"I don't really believe in motives, Sid.
I mean, did Norman Bates have a motive?
Did we ever find out why Hannibal Lector liked to eat people? DON'T THINK SO.
See, it's a lot scarier when there's no motive."
I admit it. I love slasher flicks. Scream, Urban Legend, I Know What You Did Last Summer... These are the movies I saw in my early teen years that made me afraid to be alone in my house.
I can get scared by almost anything - from Arachnids to Zombies - but I think the scariest movies may be the ones with no supernatural elements, the "ripped from the headlines" movies about serial killers. The movie Zodiac is really a drama about a man obsessed with the case, not a horror movie - but it has some moments that are truly fucking terrifying - and that's probably because the Zodiac Killer was a real person.
Scary movies about things like poltergeists and werewolves require you to suspend your disbelief - you have to not listen to the voice that says, "There's no such thing as ____." You cannot say there is no such thing as a psychopath. They exist. They're out there.
My mother once told me that the only movie that ever really scared her was The Silence of the Lambs. She said that it was the one movie that made her feel like no one was really safe - it left her feeling that anyone could be a target - anyone could be a potential victim - even her.
A lot of killers are after revenge - they don't always pursue the most logical targets, but at least they have a reason to be pissed off. You can tell yourself that you are safe, you can say, "I've never hit a man with my car and then dumped his body in the ocean... so I'm probably safe." But these angry killers will stalk and murder everyone around the target. You could be killed because you're the roommate, co-worker, or classmate of the "real" target. Or, you could be killed just because you happen to move into the killer's childhood home, or you're on your way to the summer camp where the killer's son drowned.
Sometimes the victims get all kind of warnings, that they ignore, and you don't feel as bad for them. That hick at he gas station told them that the cabin was dangerous, but they went anyway. You can tell yourself, "I wouldn't be that dumb!" But if I'm honest with myself, though, I know that I would be exactly that dumb.

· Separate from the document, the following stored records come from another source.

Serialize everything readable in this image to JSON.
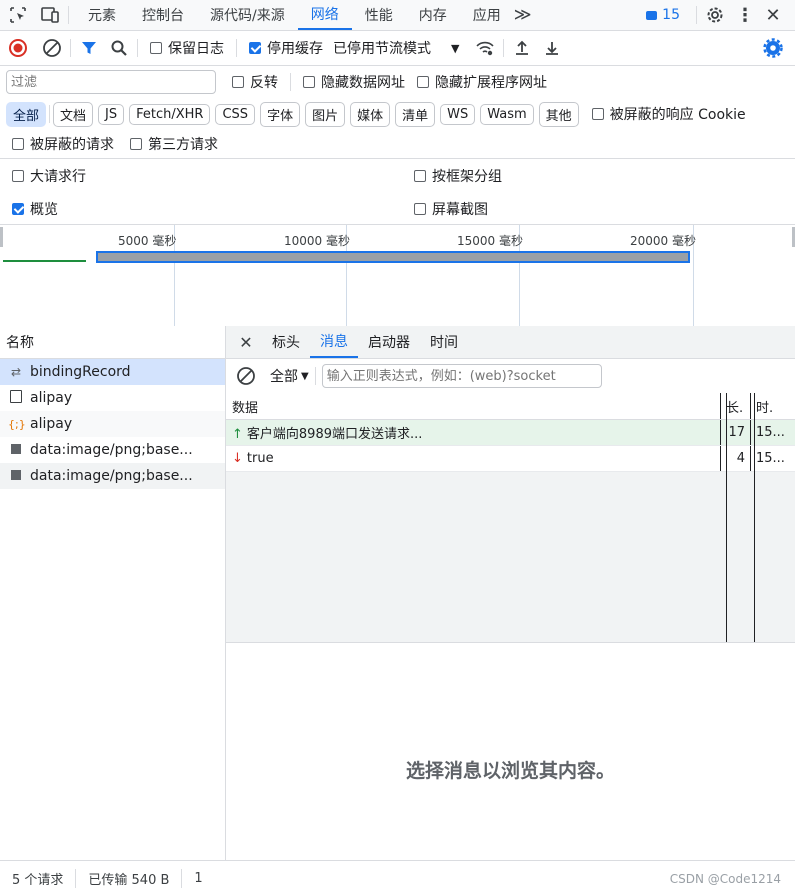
{
  "tabbar": {
    "tabs": [
      "元素",
      "控制台",
      "源代码/来源",
      "网络",
      "性能",
      "内存",
      "应用"
    ],
    "active": 3,
    "more": "≫",
    "issues_count": "15"
  },
  "toolbar": {
    "preserve_log": "保留日志",
    "disable_cache": "停用缓存",
    "throttle": "已停用节流模式"
  },
  "filter": {
    "placeholder": "过滤",
    "invert": "反转",
    "hide_data_urls": "隐藏数据网址",
    "hide_ext_urls": "隐藏扩展程序网址"
  },
  "chips": [
    "全部",
    "文档",
    "JS",
    "Fetch/XHR",
    "CSS",
    "字体",
    "图片",
    "媒体",
    "清单",
    "WS",
    "Wasm",
    "其他"
  ],
  "blocked_cookies": "被屏蔽的响应 Cookie",
  "blocked_requests": "被屏蔽的请求",
  "third_party": "第三方请求",
  "options": {
    "big_rows": "大请求行",
    "group_by_frame": "按框架分组",
    "overview": "概览",
    "screenshots": "屏幕截图"
  },
  "overview_ticks": [
    "5000 毫秒",
    "10000 毫秒",
    "15000 毫秒",
    "20000 毫秒"
  ],
  "requests": {
    "header": "名称",
    "items": [
      {
        "name": "bindingRecord",
        "icon": "websocket-icon"
      },
      {
        "name": "alipay",
        "icon": "document-icon"
      },
      {
        "name": "alipay",
        "icon": "script-icon"
      },
      {
        "name": "data:image/png;base...",
        "icon": "image-icon"
      },
      {
        "name": "data:image/png;base...",
        "icon": "image-icon"
      }
    ]
  },
  "detail": {
    "tabs": [
      "标头",
      "消息",
      "启动器",
      "时间"
    ],
    "active": 1,
    "filter_type": "全部",
    "filter_placeholder": "输入正则表达式，例如：(web)?socket",
    "columns": [
      "数据",
      "长.",
      "时."
    ],
    "messages": [
      {
        "dir": "up",
        "data": "客户端向8989端口发送请求...",
        "length": "17",
        "time": "15..."
      },
      {
        "dir": "down",
        "data": "true",
        "length": "4",
        "time": "15..."
      }
    ],
    "empty_hint": "选择消息以浏览其内容。"
  },
  "status": {
    "requests": "5 个请求",
    "transferred": "已传输 540 B",
    "more": "1"
  },
  "watermark": "CSDN @Code1214",
  "colors": {
    "accent": "#1a73e8",
    "record": "#d93025",
    "sent_bg": "#e6f4ea"
  }
}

And what about when there's no warning? Even if you do everything right, and follow all of Randy's "Rules", you can still find yourself in the wrong place at the wrong time. One of the scariest movies I've ever seen is The Devil's Rejects. The scene that haunts me most is when a woman is lying in the middle of the road. Someone comes to help her, and her accomplices brutally murder him and steal his car. He was killed because he was trying to help. He was trying to do the right thing. And his good deed doesn't go unpunished. Not by a long shot.
Sometimes, I actually find myself thinking, "I have wandered into the beginning of a horror movie." I realize that, even though I know better than to pick up a hitchhiker, investigate a strange noise in the basement, or read anything in Latin out loud from a creepy book, I will probably do all of those things sooner or later. If I really think about it, there is nothing preventing me from being murdered, except the sheer randomness of the universe. There's really no way to be 100% safe, and I suppose that I'm like most people, in that, I don't spend a lot of time thinking about it, or actively trying to prevent being chainsaw-massacred. Because really, what good does it do? If horror movies have taught me anything, it's that everyone dies sooner or later, and even the most paranoid character can eventually be taken by surprise.